Le rugby  se "doit" de soutenir la lutte contre l'homophobie, a estimé jeudi le sélectionneur du XV de France Jacques Brunel, dont l'équipe portera samedi contre les Fidji des lacets arc-en-ciel en soutien à Gareth Thomas, l'ancien international gallois victime d'une attaque jugée homophobe.

"On va montrer notre désaccord total". L'ancien trois-quarts polyvalent "a sollicité l'ensemble des nations par rapport à un acte qu'il a subi. Je crois que le rugby se doit de soutenir cette cause-là", a affirmé Brunel en marge de l'annonce de sa composition d'équipe face aux Fidjiens. "On va montrer notre désaccord total avec ces comportements-là", a ajouté Brunel, soulignant que les Français étaient les "premiers" à avoir répondu à l'appel de Thomas.
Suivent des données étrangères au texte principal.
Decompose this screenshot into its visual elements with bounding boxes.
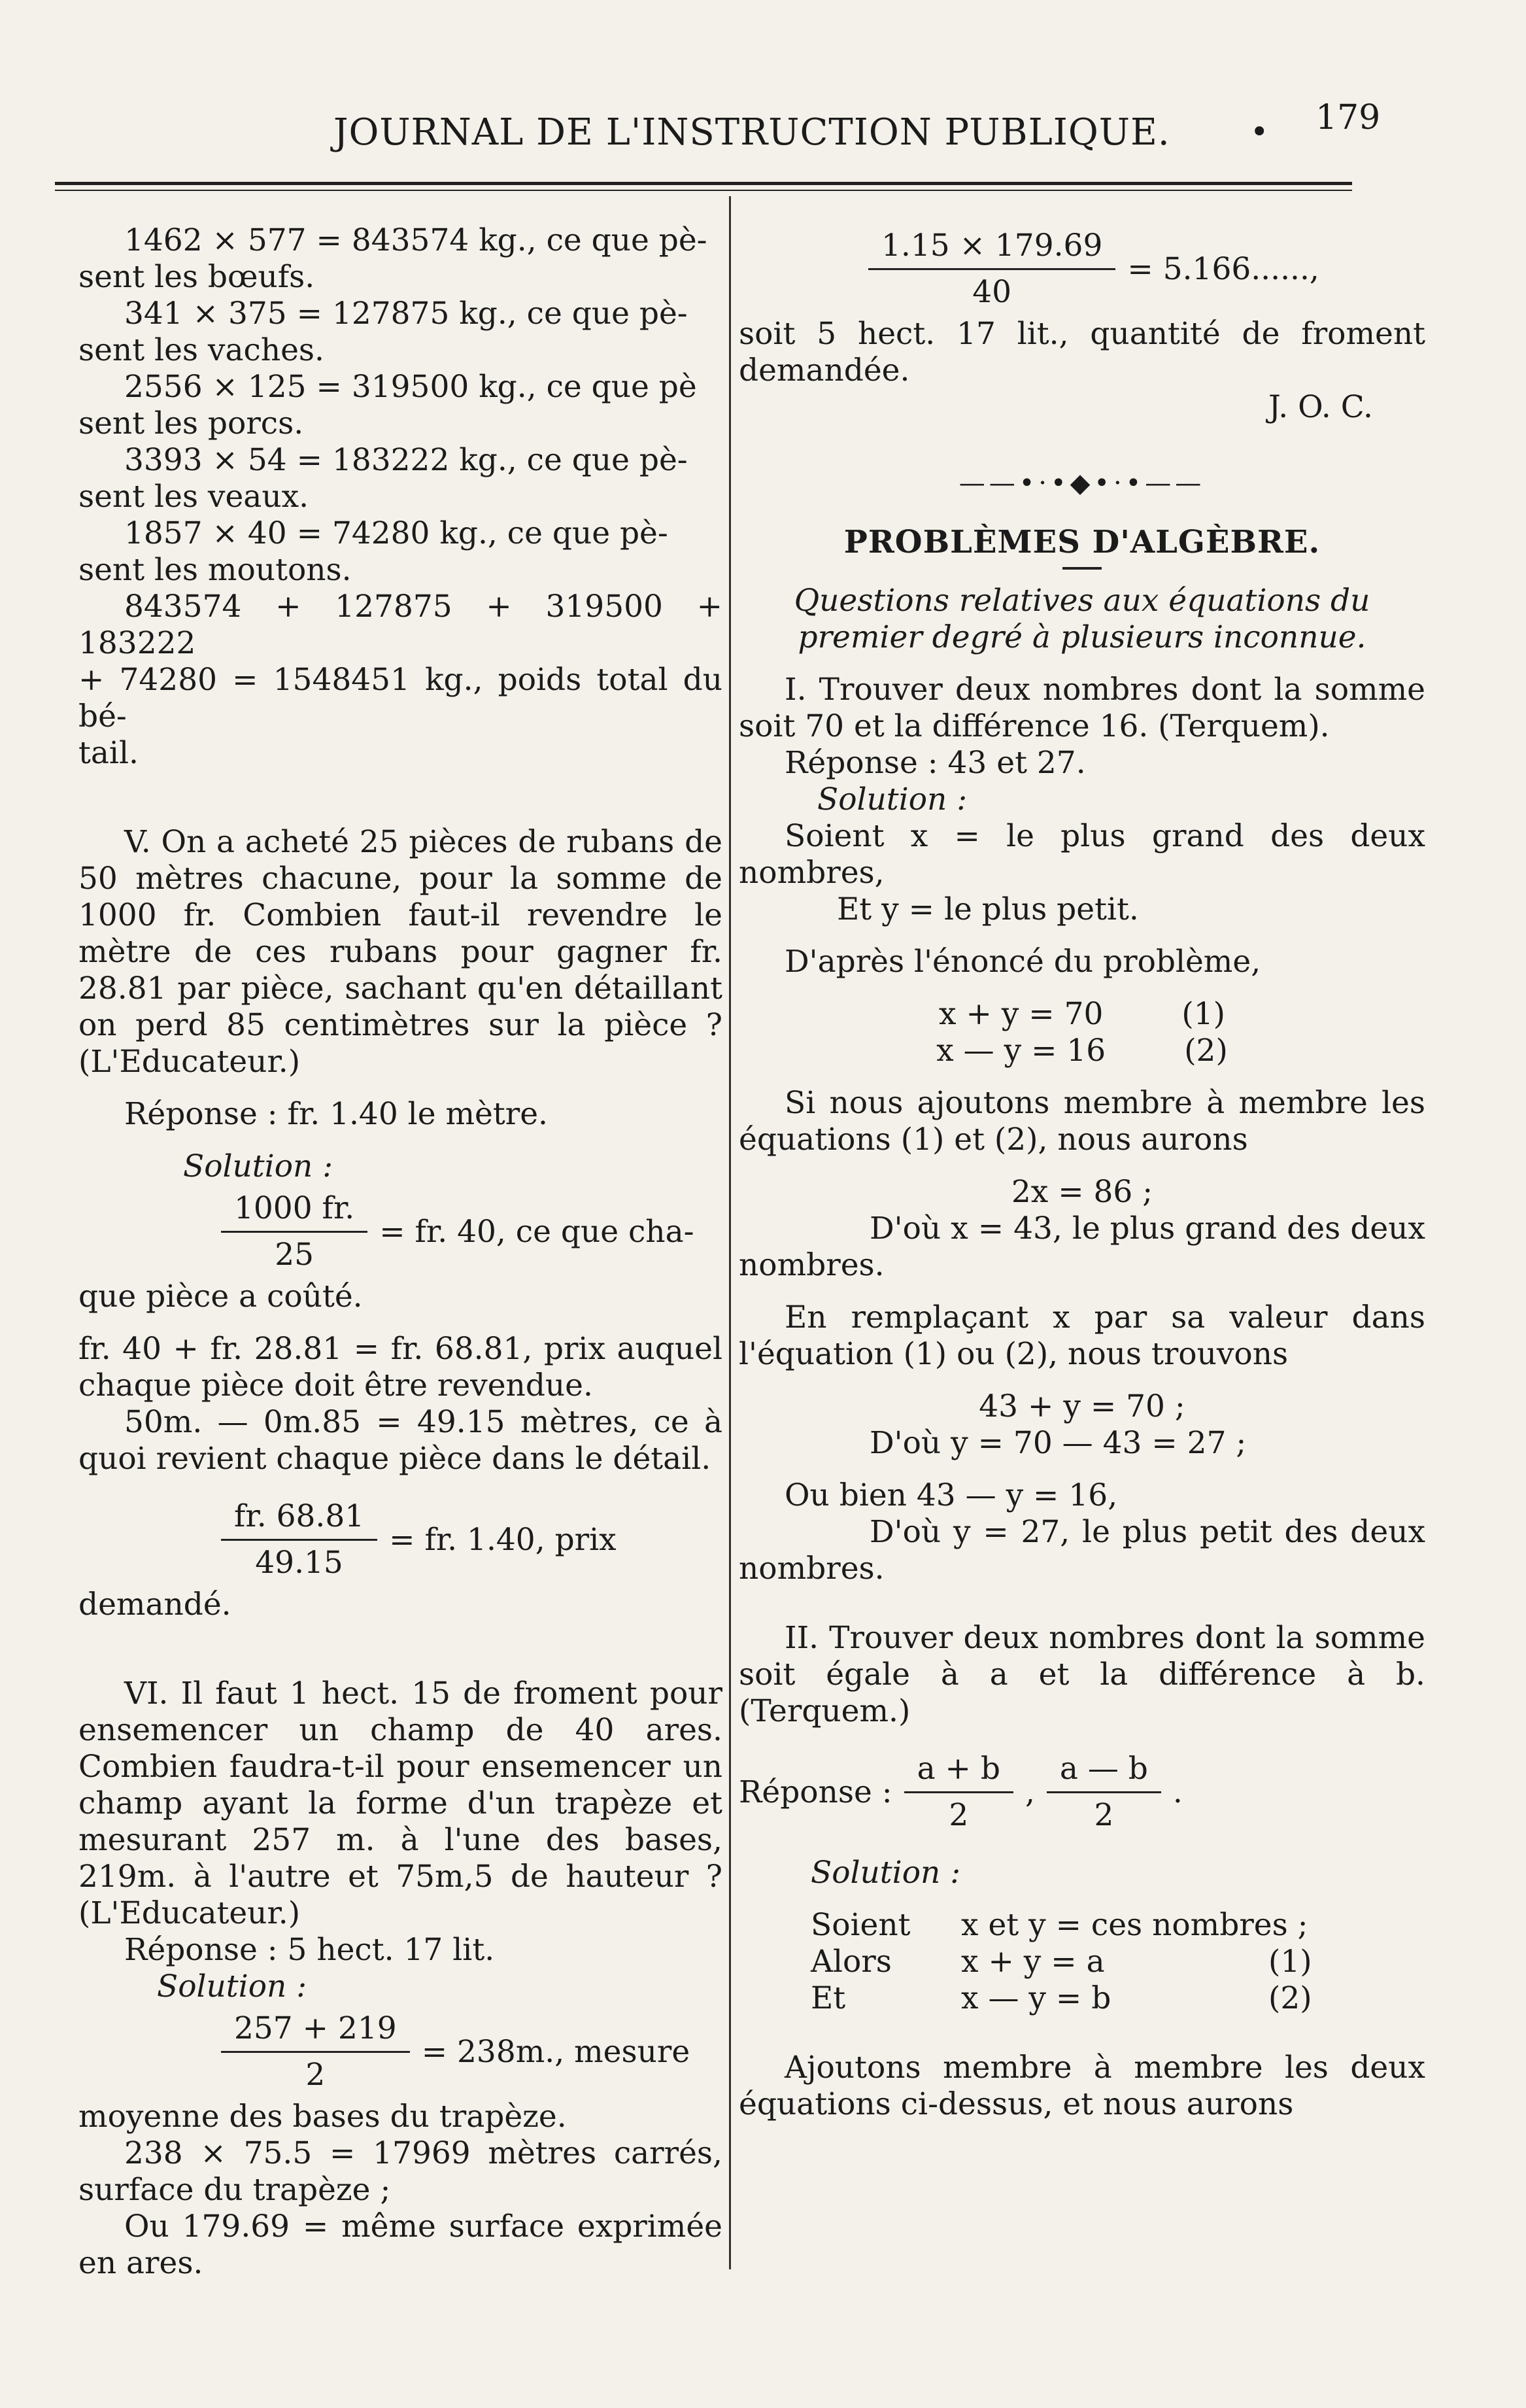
text-line: 50m. — 0m.85 = 49.15 mètres, ce à quoi revient chaque pièce dans le détail. <box>78 1404 722 1477</box>
text-line: soit 5 hect. 17 lit., quantité de froment demandée. <box>739 316 1425 388</box>
text-line: moyenne des bases du trapèze. <box>78 2099 567 2135</box>
text-line: Si nous ajoutons membre à membre les équations (1) et (2), nous aurons <box>739 1085 1425 1158</box>
text-line: sent les veaux. <box>78 479 309 515</box>
system-row <box>739 1907 1425 1944</box>
equation-row <box>739 1033 1425 1069</box>
problem-i-answer: Réponse : 43 et 27. <box>785 745 1086 781</box>
section-heading: PROBLÈMES D'ALGÈBRE. <box>843 524 1321 560</box>
fraction-numerator: 1.15 × 179.69 <box>881 228 1103 264</box>
fraction-numerator: a — b <box>1059 1751 1148 1787</box>
text-line: D'où y = 27, le plus petit des deux nombres. <box>739 1514 1425 1587</box>
page-header <box>0 78 1526 157</box>
system-equation: x — y = b <box>961 1980 1111 2016</box>
text-line: sent les bœufs. <box>78 259 315 295</box>
text-line: 3393 × 54 = 183222 kg., ce que pè- <box>124 442 688 478</box>
text-line: Ou 179.69 = même surface exprimée en ares. <box>78 2209 722 2281</box>
left-column <box>78 222 722 2282</box>
text-line: 843574 + 127875 + 319500 + 183222 <box>78 589 722 661</box>
text-line: fr. 40 + fr. 28.81 = fr. 68.81, prix auquel chaque pièce doit être revendue. <box>78 1331 722 1403</box>
problem-v-answer: Réponse : fr. 1.40 le mètre. <box>124 1096 548 1132</box>
problem-ii-solution-label: Solution : <box>811 1855 961 1891</box>
equation-number: (2) <box>1184 1033 1228 1069</box>
header-rule-thick <box>55 182 1352 185</box>
right-column <box>739 222 1425 2123</box>
fraction-denominator: 2 <box>949 1797 969 1833</box>
text-line: Soient x = le plus grand des deux nombres, <box>739 818 1425 891</box>
text-line: sent les vaches. <box>78 332 324 368</box>
fraction-v2 <box>78 1498 722 1581</box>
system-label: Alors <box>811 1944 892 1980</box>
fraction-denominator: 2 <box>305 2057 326 2093</box>
equation-number: (1) <box>1181 996 1225 1032</box>
header-bullet: • <box>1250 114 1269 150</box>
equation: x — y = 16 <box>936 1033 1106 1069</box>
equation-number: (1) <box>1268 1944 1312 1980</box>
problem-i-solution-label: Solution : <box>817 782 968 817</box>
fraction-numerator: 257 + 219 <box>234 2010 397 2046</box>
fraction-result: = 5.166......, <box>1127 250 1319 287</box>
text-line: 1857 × 40 = 74280 kg., ce que pè- <box>124 515 668 551</box>
signature: J. O. C. <box>1268 389 1373 425</box>
system-equation: x + y = a <box>961 1944 1105 1980</box>
text-line: demandé. <box>78 1587 231 1623</box>
text-line: sent les porcs. <box>78 405 304 441</box>
fraction-denominator: 40 <box>972 274 1012 310</box>
text-line: D'après l'énoncé du problème, <box>785 944 1261 980</box>
page-number: 179 <box>1315 98 1381 137</box>
fraction-denominator: 25 <box>275 1237 314 1273</box>
problem-vi-answer: Réponse : 5 hect. 17 lit. <box>124 1932 495 1968</box>
text-line: 341 × 375 = 127875 kg., ce que pè- <box>124 296 688 332</box>
fraction-result: = fr. 40, ce que cha- <box>379 1213 694 1250</box>
text-line: Ou bien 43 — y = 16, <box>785 1477 1118 1513</box>
fraction-result: = fr. 1.40, prix <box>389 1521 617 1558</box>
system-row <box>739 1980 1425 2017</box>
heading-dash <box>1062 567 1102 570</box>
text-line: + 74280 = 1548451 kg., poids total du bé- <box>78 662 722 734</box>
problem-i: I. Trouver deux nombres dont la somme soit 70 et la différence 16. (Terquem). <box>739 672 1425 744</box>
system-label: Et <box>811 1980 846 2016</box>
text-line: En remplaçant x par sa valeur dans l'équation (1) ou (2), nous trouvons <box>739 1299 1425 1372</box>
equation: 43 + y = 70 ; <box>979 1388 1185 1424</box>
problem-ii-answer: Réponse : $\frac{a + b}{2}$ , $\frac{a — b}{2}$ . <box>739 1751 1183 1833</box>
section-subtitle: Questions relatives aux équations du premier degré à plusieurs inconnue. <box>794 583 1370 655</box>
ornament-rule: ——•·•◆•·•—— <box>958 468 1206 498</box>
text-line: 2556 × 125 = 319500 kg., ce que pè <box>124 369 697 405</box>
text-line: 238 × 75.5 = 17969 mètres carrés, surface du trapèze ; <box>78 2135 722 2208</box>
fraction-continuation <box>739 228 1425 311</box>
fraction-numerator: 1000 fr. <box>234 1190 355 1226</box>
text-line: que pièce a coûté. <box>78 1279 363 1315</box>
problem-v-solution-label: Solution : <box>183 1148 333 1184</box>
column-divider <box>729 196 731 2269</box>
text-line: Ajoutons membre à membre les deux équations ci-dessus, et nous aurons <box>739 2050 1425 2122</box>
problem-vi-solution-label: Solution : <box>157 1969 307 2004</box>
problem-vi: VI. Il faut 1 hect. 15 de froment pour ensemencer un champ de 40 ares. Combien faudra-t-il pour ensemencer un champ ayant la forme d'un trapèze et mesurant 257 m. à l'une des bases, 219m. à l'autre et 75m,5 de hauteur ? (L'Educateur.) <box>78 1676 722 1931</box>
system-label: Soient <box>811 1907 911 1943</box>
equation-row <box>739 996 1425 1033</box>
fraction-v1 <box>78 1190 722 1273</box>
fraction-denominator: 2 <box>1094 1797 1114 1833</box>
text-line: D'où x = 43, le plus grand des deux nombres. <box>739 1211 1425 1283</box>
header-rule-thin <box>55 190 1352 191</box>
fraction-vi <box>78 2010 722 2093</box>
equation-number: (2) <box>1268 1980 1312 2016</box>
text-line: sent les moutons. <box>78 552 352 588</box>
system-equation: x et y = ces nombres ; <box>961 1907 1308 1943</box>
fraction-result: = 238m., mesure <box>421 2033 690 2070</box>
problem-v: V. On a acheté 25 pièces de rubans de 50 mètres chacune, pour la somme de 1000 fr. Combien faut-il revendre le mètre de ces rubans pour gagner fr. 28.81 par pièce, sachant qu'en détaillant on perd 85 centimètres sur la pièce ? (L'Educateur.) <box>78 824 722 1080</box>
fraction-denominator: 49.15 <box>255 1545 343 1581</box>
fraction-numerator: fr. 68.81 <box>234 1498 365 1534</box>
equation: x + y = 70 <box>939 996 1104 1032</box>
equation: D'où y = 70 — 43 = 27 ; <box>870 1425 1247 1461</box>
text-line: tail. <box>78 735 139 771</box>
text-line: 1462 × 577 = 843574 kg., ce que pè- <box>124 222 707 258</box>
text-line: Et y = le plus petit. <box>837 891 1139 927</box>
running-title: JOURNAL DE L'INSTRUCTION PUBLIQUE. <box>333 111 1170 154</box>
fraction-numerator: a + b <box>917 1751 1000 1787</box>
system-row <box>739 1944 1425 1980</box>
answer-label: Réponse : <box>739 1774 892 1810</box>
problem-ii: II. Trouver deux nombres dont la somme soit égale à a et la différence à b. (Terquem.) <box>739 1620 1425 1729</box>
equation: 2x = 86 ; <box>1011 1174 1153 1210</box>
Gareth Thomas victime d'une agression homophobe. Sélectionné 100 fois dans l'équipe du pays de Galles et capitaine à deux reprises de l'équipe des Lions britanniques et irlandais, Gareth Thomas, 44 ans, avait annoncé dimanche avoir été victime d'une attaque homophobe à Cardiff via une vidéo qu'il espère "positive". Il y apparaît avec des contusions sur le côté gauche du visage et le crâne. Gareth Thomas a pris sa retraite en 2011 et a depuis milité pour les droits des personnes homosexuelles.

Des propos homophobes dans la sélection australienne. La question de l'acceptation de l'homosexualité dans le rugby s'était posée au printemps, lorsque l'Australien Israel Folau avait placé sa Fédération dans l'embarras en déclarant que les homosexuels étaient destinés à aller en "enfer". Son coéquipier en sélection David Pocock, militant du mariage gay, avait exprimé son désaccord avec l'arrière mais ajouté que cela ne les empêchait pas de pouvoir jouer ensemble.